Do the Current EVs in the Market Qualify for the Newly Expanded Tax Credits for Electric Vehicles?

U.S. Congress is set to approve expanded tax credits for electric vehicles (EVs), but policies under the new tax cuts effectively disqualifies every EV available in the market.

This is due to a stipulation that to qualify for the tax credits, the EVshould run on a battery made in North America. Most existing EVs actually run on lithium ion batteries made in China, which has a tight hold of the EV battery market, having a 76 percent share, and the U.S. taking only eight percent.

The Inflation Reduction Act of 2022, which the U.S. Senate passed this weekend in a party-line vote, requires batteries to have at least 40 percent of materials sourced from North America or a US trading partner by 2024 to qualify for a $7,500 tax break. The rule states that by 2029, battery components need to be 100 percent produced in North America.

Batteries Sourced From 'Foreign Entity of Concern' Not Eligible for Tax Cuts

Batteries that have minerals that sourced from "a foreign entity of concern," which is defined as a state sponsoring terrorism or countries blocked by the U.S. Treasury Department's Office of Foreign Assets Control, won't be qualified for the credit. China is listed as a "foreign entity of concern" by the U.S. federal government.

U.S. Democrats, which includes West Virginia Senator Joe Manchin, negotiated the new legislation in secret with Senate Majority Leader Chuck Schumer, carry a a tough stand against China this year. But the auto industry notes that these new requirements would basically render every EV on the market today ineligible.

Figures from the Alliance for Automotive Innovation show thar there are currently 72 EV models available for purchase in the United States, which includes battery, plug-in hybrid, and fuel cell electric vehicles. Of those models, 70 percent are ineligible for the tax credit when the bill passes into law. And by 2029, when the strict sourcing requirements go into effect, none would be eligible for the full credit.

New Rules a 'Major Setback' to Boost EV Sales

"The law pushes ttha $7500 credit, but no EV will qualify for this purchase incentive in the next few years, Alliance for Automotive Innovation president and CEO John Bozzella emphasized in a blog post. As a result that would be a "major setback" to targets of a "40-50 percent rise in electric vehicle sales by 2030."
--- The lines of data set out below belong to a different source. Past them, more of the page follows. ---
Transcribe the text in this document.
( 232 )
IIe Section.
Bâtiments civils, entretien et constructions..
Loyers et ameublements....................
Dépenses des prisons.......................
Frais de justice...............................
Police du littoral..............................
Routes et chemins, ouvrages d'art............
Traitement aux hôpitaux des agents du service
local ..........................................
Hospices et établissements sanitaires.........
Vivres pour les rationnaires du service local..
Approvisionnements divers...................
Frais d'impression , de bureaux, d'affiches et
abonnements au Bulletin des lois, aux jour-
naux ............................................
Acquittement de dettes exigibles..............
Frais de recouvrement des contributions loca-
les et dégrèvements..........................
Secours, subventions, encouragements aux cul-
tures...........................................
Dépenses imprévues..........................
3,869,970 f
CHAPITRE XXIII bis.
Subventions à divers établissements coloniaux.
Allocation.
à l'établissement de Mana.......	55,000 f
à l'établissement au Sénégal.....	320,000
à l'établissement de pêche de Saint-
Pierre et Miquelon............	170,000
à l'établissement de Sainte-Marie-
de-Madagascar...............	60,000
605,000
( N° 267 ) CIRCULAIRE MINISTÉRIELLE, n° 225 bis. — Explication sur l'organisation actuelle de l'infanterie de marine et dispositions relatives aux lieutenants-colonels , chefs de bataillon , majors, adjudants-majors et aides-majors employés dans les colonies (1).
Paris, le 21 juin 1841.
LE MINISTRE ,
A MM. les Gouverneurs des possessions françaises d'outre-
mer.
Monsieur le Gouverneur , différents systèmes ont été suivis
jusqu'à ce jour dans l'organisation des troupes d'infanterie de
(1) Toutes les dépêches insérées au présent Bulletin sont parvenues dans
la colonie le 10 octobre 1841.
While the auto industry agrees that the domestic supply chain needs serious investment, Bozzella said this should not come at the expense of customer incentives. EVs are essentially more expensive than regular gas-powered vehicles, and tax credits are needed to boost EV sales until battery costs are low enough to compete with internal combustion engine vehicles.

Automakers may seek waivers from the requirements of the impending law, with the precedent that permitted many automakers to avoid "Buy America" enacted in the bipartisan infrastructure law last year, Politico revealed. One example is the requirement that new road and bridge projects use domestically produced steel. However, most states were able to waive those requirements to procure cheaper steel from overseas.

The Zero Emission Transportation Association, of which prominent EV makers like Tesla and Rivian are part of, isn't currenty seeking waivers. Compliance deadlines, the group said, may be extended by a year or more in order to allow the industry more time to adjust to the new rules.

To comply with law can be done, as what Tesla showed. Tesla sources from North American suppliers for its elsectric vehicle component, with 65 percent of these parts used to manufacture the Tesla Model 3 (Long Range, Standard Range, and Performance) brought in from the US and Canada. Tesla has four models that stay on top of the annual automotive index that measures the amount of US-manufactured content in vehicles.

However, it may still take several yearss before the US can start to challenge China's dominance in the EV battery market. Ford and South Korean battery maker SK Innovation spent $11.4 billion on several new facilities in Tennessee and Kentucky, while General Motors is planning four new battery manufacturing facilities in the US with partner LG Chem. Toyota said it would build a $1.29 billion factory in North Carolina. And, Stellantis, parent company of Dodge, Jeep, and Chrysler, selected Indiana as the location for its first battery factory.